In the doll house 

Philly Fringe 2019: MACHO GOAT presents A Lit­er­al Doll House’

In
2 minute read
Nineteenth-century psychological drama…with dolls. Arielle Silk in ‘A Literal Doll House.’ (Photo by Michelle Nugent.)
Nineteenth-century psychological drama…with dolls. Arielle Silk in ‘A Literal Doll House.’ (Photo by Michelle Nugent.)

A Literal Doll House is a new twist on Ibsen’s A Doll’s House, developed by MACHO GOAT for this year’s Fringe. At the center of Harrison Stengele’s adaptation is performer Arielle Silk, portraying the five main characters—Nora Helmer, her husband Torvald, their neighbor Dr. Rank, Krogstad, and Nora’s childhood friend Kristine—as porcelain dolls maneuvering around the titular set piece.

Hello, Helmers

A Literal Doll House preserves the story of Nora, a seemingly flighty housewife whose apparently sunny disposition and childlike glee belies a cunning mind. In Nora’s late-19th-century Norway, where women cannot secure money or property under their own name, she has resorted to forgery to secure a loan to save her husband’s life when he was ill.

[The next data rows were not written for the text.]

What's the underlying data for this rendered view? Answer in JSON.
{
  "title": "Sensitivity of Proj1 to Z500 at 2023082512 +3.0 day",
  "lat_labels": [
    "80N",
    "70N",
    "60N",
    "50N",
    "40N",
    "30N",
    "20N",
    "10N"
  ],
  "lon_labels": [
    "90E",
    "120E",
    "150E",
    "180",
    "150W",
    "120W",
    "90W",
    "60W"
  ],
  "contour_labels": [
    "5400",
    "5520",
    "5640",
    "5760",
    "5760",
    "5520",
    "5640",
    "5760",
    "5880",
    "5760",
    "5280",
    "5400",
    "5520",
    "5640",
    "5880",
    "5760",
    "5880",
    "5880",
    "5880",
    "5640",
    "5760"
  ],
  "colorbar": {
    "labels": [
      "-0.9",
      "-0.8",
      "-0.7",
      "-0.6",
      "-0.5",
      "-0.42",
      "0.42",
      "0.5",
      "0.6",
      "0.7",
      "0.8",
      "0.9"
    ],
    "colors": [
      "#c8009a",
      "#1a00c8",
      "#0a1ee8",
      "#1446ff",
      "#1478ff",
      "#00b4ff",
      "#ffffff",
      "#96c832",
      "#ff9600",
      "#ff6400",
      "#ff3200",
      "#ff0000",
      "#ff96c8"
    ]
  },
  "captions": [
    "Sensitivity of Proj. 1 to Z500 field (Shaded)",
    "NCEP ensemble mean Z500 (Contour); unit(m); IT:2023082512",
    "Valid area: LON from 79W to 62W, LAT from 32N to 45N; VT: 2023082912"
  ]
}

Virtually no one in Nora’s life takes her seriously—her husband remains blissfully unaware of his wife’s deception and views her as little more than a plaything; her childhood friend sees her as a sheltered coquette. But into the den of her domestic bliss crashes Krogstad, the man who holds her debt and threatens to expose her. Only he can see through Nora’s cheery façade to the shrewd woman beneath.

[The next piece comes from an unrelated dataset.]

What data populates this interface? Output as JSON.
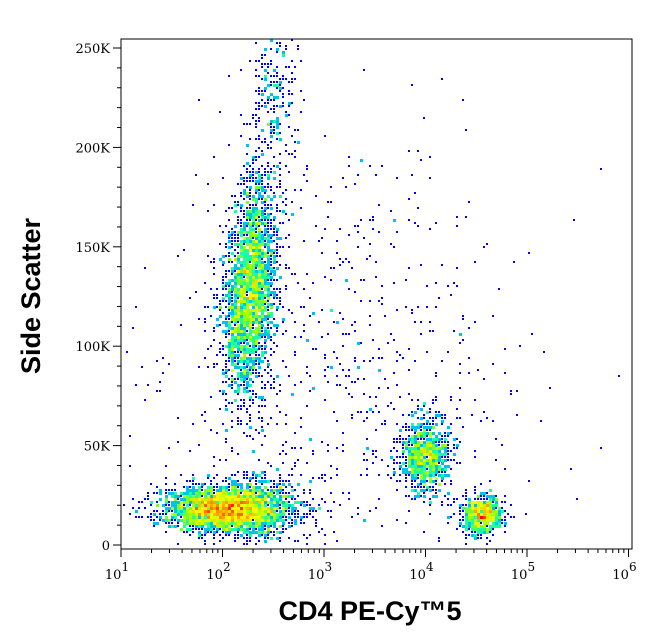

In an unusual portrayal of a now-familiar story, Silk gives a fluid and captivating performance, imbuing each doll with a distinct voice, personality, and purpose, changing the mood of every scene with a twist of her mouth or quirk of her eyebrow. She’s dressed to match her porcelain counterparts, in pigtails and a peach pinafore, looking for all the world like a Victorian child at play. Silk’s co-star, Tim Irvine, intercuts her playtime with a silent, ominous presence.

The reckoning

A Literal Doll House is an almost word-for-word reproduction of Ibsen’s original script, save for the fact that all scenes not featuring Nora have been excised, which becomes notable in the final scene. When the Helmers must finally come to a reckoning in their marriage, the playtime pretense is stripped away. Irvine becomes Torvald himself, by turns a patronizing and pathetic creature. Silk abandons her doll guise and fully embodies Nora in the play’s most emotional scene, retroactively turning the onstage doll house into a traumatized Nora’s therapeutic attempt to make sense of her blackmail, and the dissolution of her marriage. The tension as the two confront each other cuts to the quick of the audience.

Gone is the happy, brilliant bride, and with her the benevolently sexist, of-his-time husband. In their place are a woman made of steely resolve and a man broken to his core. But at least one of them has hope for a redemptive future.

The only quibble with this production is that the venue isn’t wheelchair-accessible. Such a fantastic Doll’s House analysis deserves the widest possible audience, and maybe accessibility could have been considered as much as the aesthetic.

What, When, Where

A Literal Doll House. Based on A Doll’s House by Henrik Ibsen, directed by Harrison Stengele. Through September 22, 2019 at a private Philadelphia residence. (215) 413-1318 or fringearts.com.

This venue has limited accessibility and the production employs flashing lights.